Friedrich Dürrenmatt: Die Physiker
Autorin/Autor: Dürrenmatt, Friedrich
Genre:
Buchbesprechung verfasst von: Sündi
Der Tag der Bekanntgabe des diesjährigen Nobelpreisträgers für Literatur ist mir ein willkommener Anlass wieder einmal (blind) in die Lade mit der Aufschrift „Standardwerke zur Deutschmatura“ zu greifen. And the winner is Tomas Tranströmer! Da sich aber kein Gedicht des schwedischen Poeten darin befindet, wurden es wieder mal „Die Physiker“ vom guten, alten Fritz Dürrenmatt. Dieses Werk der geneigten Leserin oder dem interessierten Leser dieses Blogs vorzustellen, würde in die Kategorie „Eulen nach Athen tragen“ fallen oder wenn sie so wollen ähnlich sinnvoll wie die Ausweitung des Rettungsschirms für Griechenland sein.
Trotzdem eine kurze Darstellung des Inhalts, quasi zur Wiederholung und Belebung.
Wir befinden uns in der Villa einer Irrenanstalt – ja, blicken sie sich ruhig um, das Theaterstück hat nichts von seiner Aktualität verloren. Im Mittelpunkt stehen drei Physiker, die sich für geisteskrank halten. Der erste behauptet Albert Einstein zu sein, der zweite hält sich für Sir Isaac Newton und der dritte Naturwissenschafter, Johann Wilhelm Möbius, hat die Weltformel entdeckt, die in den falschen Händen zur Vernichtung der gesamten Menschheit führen kann.
Möbius behauptet, ihm erscheine König Salomo, um sich selbst unglaubwürdig erscheinen zu lassen und so dem Missbrauch seiner revolutionären Entdeckung vorzubeugen. Newton und Einstein sind aber in Wahrheit Agenten rivalisierender Geheimdienste, die sich ins Irrenhaus einweisen ließen, um an die Erkenntnisse ihres „Kollegen“ zu gelangen.
Die drei Physiker ermorden ihre Krankenschwestern, da sie um ihr Geheimnis fürchten. Als die Polizei unter der Leitung von Kommissar Voß die Ermittlungen aufnimmt, vernichtet Möbius die Formel und überzeugt seine „Kollegen“ ihr gefährliches Wissen zu verschweigen, um die Welt vor dem Untergang zu retten.
Doch leider ist es zu spät, weil die Besitzerin und Chefärztin des Irrenhauses Mathilde von Zahnd bereits sämtliche Aufzeichnungen kopiert hat.
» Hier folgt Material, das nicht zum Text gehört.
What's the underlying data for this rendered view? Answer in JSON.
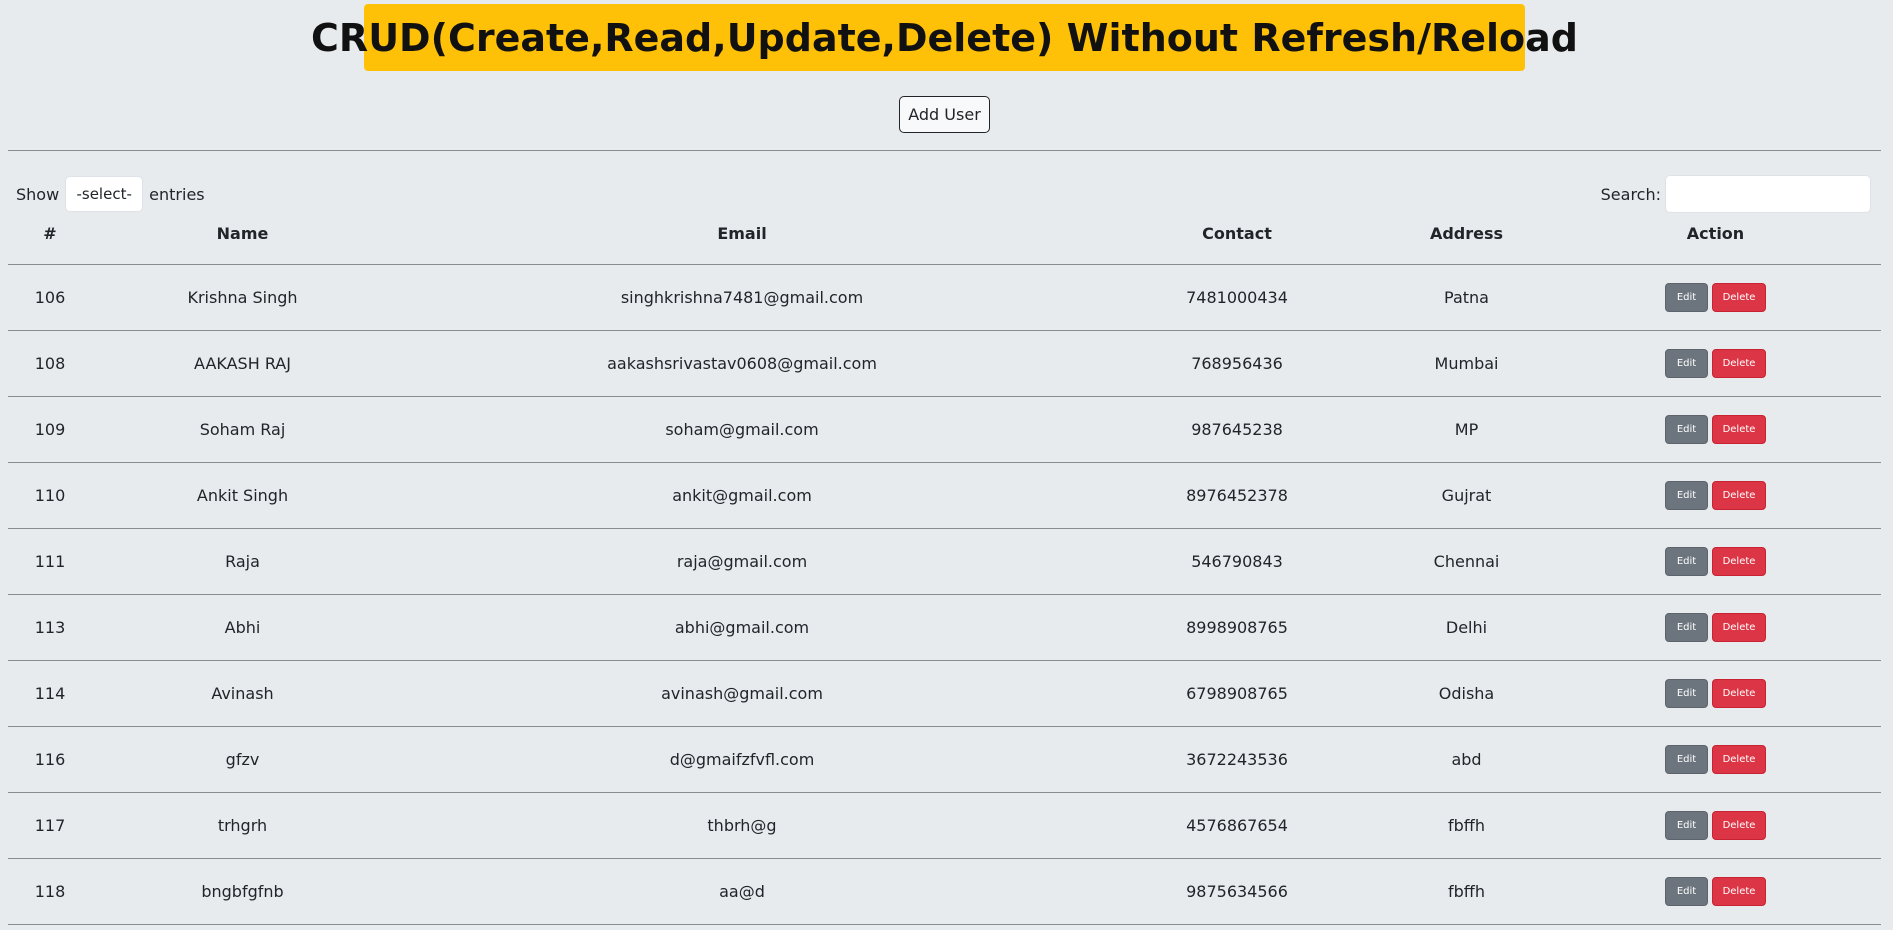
{
  "header": {
    "title": "CRUD(Create,Read,Update,Delete) Without Refresh/Reload",
    "add_user_label": "Add User"
  },
  "controls": {
    "show_label": "Show",
    "entries_selected": "-select-",
    "entries_label": "entries",
    "search_label": "Search:",
    "search_value": ""
  },
  "table": {
    "columns": [
      "#",
      "Name",
      "Email",
      "Contact",
      "Address",
      "Action"
    ],
    "rows": [
      {
        "id": "106",
        "name": "Krishna Singh",
        "email": "singhkrishna7481@gmail.com",
        "contact": "7481000434",
        "address": "Patna"
      },
      {
        "id": "108",
        "name": "AAKASH RAJ",
        "email": "aakashsrivastav0608@gmail.com",
        "contact": "768956436",
        "address": "Mumbai"
      },
      {
        "id": "109",
        "name": "Soham Raj",
        "email": "soham@gmail.com",
        "contact": "987645238",
        "address": "MP"
      },
      {
        "id": "110",
        "name": "Ankit Singh",
        "email": "ankit@gmail.com",
        "contact": "8976452378",
        "address": "Gujrat"
      },
      {
        "id": "111",
        "name": "Raja",
        "email": "raja@gmail.com",
        "contact": "546790843",
        "address": "Chennai"
      },
      {
        "id": "113",
        "name": "Abhi",
        "email": "abhi@gmail.com",
        "contact": "8998908765",
        "address": "Delhi"
      },
      {
        "id": "114",
        "name": "Avinash",
        "email": "avinash@gmail.com",
        "contact": "6798908765",
        "address": "Odisha"
      },
      {
        "id": "116",
        "name": "gfzv",
        "email": "d@gmaifzfvfl.com",
        "contact": "3672243536",
        "address": "abd"
      },
      {
        "id": "117",
        "name": "trhgrh",
        "email": "thbrh@g",
        "contact": "4576867654",
        "address": "fbffh"
      },
      {
        "id": "118",
        "name": "bngbfgfnb",
        "email": "aa@d",
        "contact": "9875634566",
        "address": "fbffh"
      }
    ],
    "edit_label": "Edit",
    "delete_label": "Delete"
  },
  "colors": {
    "page_background": "#e8ebee",
    "banner": "#ffc107",
    "edit_button": "#6c757d",
    "delete_button": "#dc3545"
  }
}
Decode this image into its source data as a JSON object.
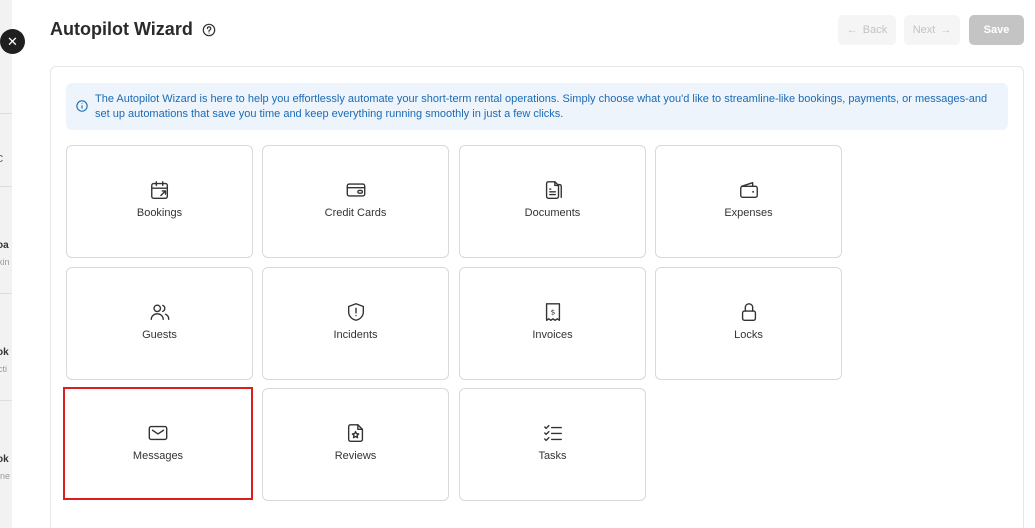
{
  "background": {
    "fragments": [
      "C",
      "oa",
      "kin",
      "ok",
      "cti",
      "ok",
      "ine"
    ]
  },
  "header": {
    "title": "Autopilot Wizard",
    "back_label": "Back",
    "next_label": "Next",
    "save_label": "Save"
  },
  "info_banner": {
    "text": "The Autopilot Wizard is here to help you effortlessly automate your short-term rental operations. Simply choose what you'd like to streamline-like bookings, payments, or messages-and set up automations that save you time and keep everything running smoothly in just a few clicks."
  },
  "cards": [
    {
      "label": "Bookings",
      "icon": "calendar-arrow-icon"
    },
    {
      "label": "Credit Cards",
      "icon": "credit-card-icon"
    },
    {
      "label": "Documents",
      "icon": "documents-icon"
    },
    {
      "label": "Expenses",
      "icon": "wallet-icon"
    },
    {
      "label": "Guests",
      "icon": "users-icon"
    },
    {
      "label": "Incidents",
      "icon": "shield-alert-icon"
    },
    {
      "label": "Invoices",
      "icon": "receipt-dollar-icon"
    },
    {
      "label": "Locks",
      "icon": "lock-icon"
    },
    {
      "label": "Messages",
      "icon": "mail-icon",
      "selected": true
    },
    {
      "label": "Reviews",
      "icon": "star-file-icon"
    },
    {
      "label": "Tasks",
      "icon": "checklist-icon"
    }
  ],
  "colors": {
    "accent_text": "#1c6bb5",
    "banner_bg": "#edf4fb",
    "selected_border": "#d92020",
    "save_disabled": "#c4c4c4"
  }
}
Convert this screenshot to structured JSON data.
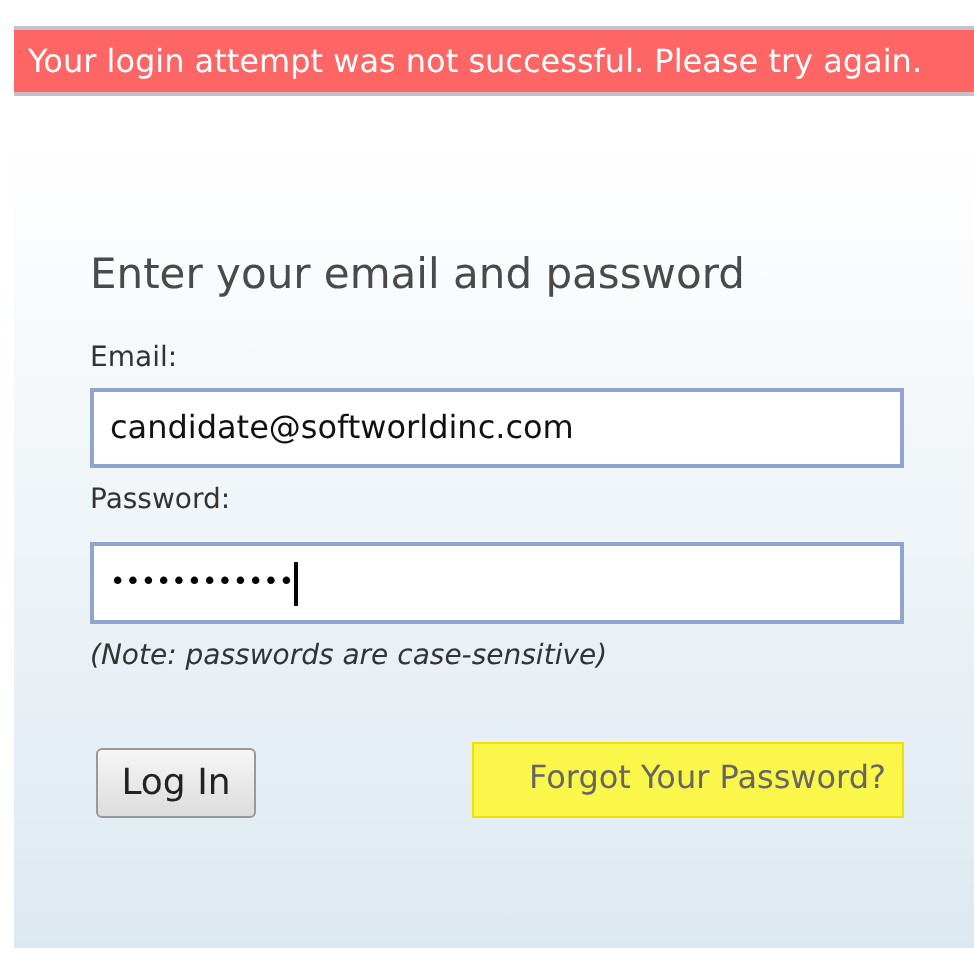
{
  "error_banner": "Your login attempt was not successful. Please try again.",
  "heading": "Enter your email and password",
  "email": {
    "label": "Email:",
    "value": "candidate@softworldinc.com"
  },
  "password": {
    "label": "Password:",
    "value": "••••••••••••"
  },
  "note": "(Note: passwords are case-sensitive)",
  "login_button": "Log In",
  "forgot_link": "Forgot Your Password?"
}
Sie, die einzige Verrückte im gesamten Ensemble, glaubt tatsächlich im Auftrag von König Salomo zu handeln und will mit Hilfe der Formel die Weltherrschaft erringen. Die Physiker, durch die von ihnen verübten Morde öffentlich als Verrückte stigmatisiert, bleiben im Irrenhaus eingesperrt und sehen sich nicht in der Lage van Zahnd an der Verwirklichung ihrer Pläne zu hindern.
Friedrich Dürrenmatt thematisiert in dieser „Komödie“ die Grundfrage von Ethik in der Wissenschaft, der Verantwortung des Forschers für seine Entdeckung und das Dilemma, dass einmal Entdecktes nicht mehr zurückgenommen werden kann. Newton und Einstein repräsentieren den Zwiespalt zwischen der um ihrer selbst Willen betriebenen „reinen Wissenschaft“ und der pragmatischen, auf ihre Anwendung ausgerichteten Forschung. Aus beiden Zweigen entsteht neues Wissen und lässt die Schlussfolgerung zu, dass Wissenschaft zwangsläufig zum Negativen führt.
Ob Newton und Einstein nun Verrückte, Agenten oder verrückte Agenten sind ist von untergeordneter Bedeutung. Im Vordergrund steht die Tatsache, dass Wissenschaft immer auch in die falschen Hände geraten kann und häufig auch gerät.
Dürrenmatt schrieb die Physiker im Jahr 1961 unter dem Eindruck der sich global ausbreitenden atomaren Bewaffnung.
Auch 50 Jahre nach der Veröffentlichung bzw. Erstaufführung sind „Die Physiker“ noch immer eines der am häufigsten gespielten Theaterstücke des deutschen Sprachraums.
Wie viele wissenschaftliche Theorien können dieses Privileg für ihren Gegenstand für sich in Anspruch nehmen?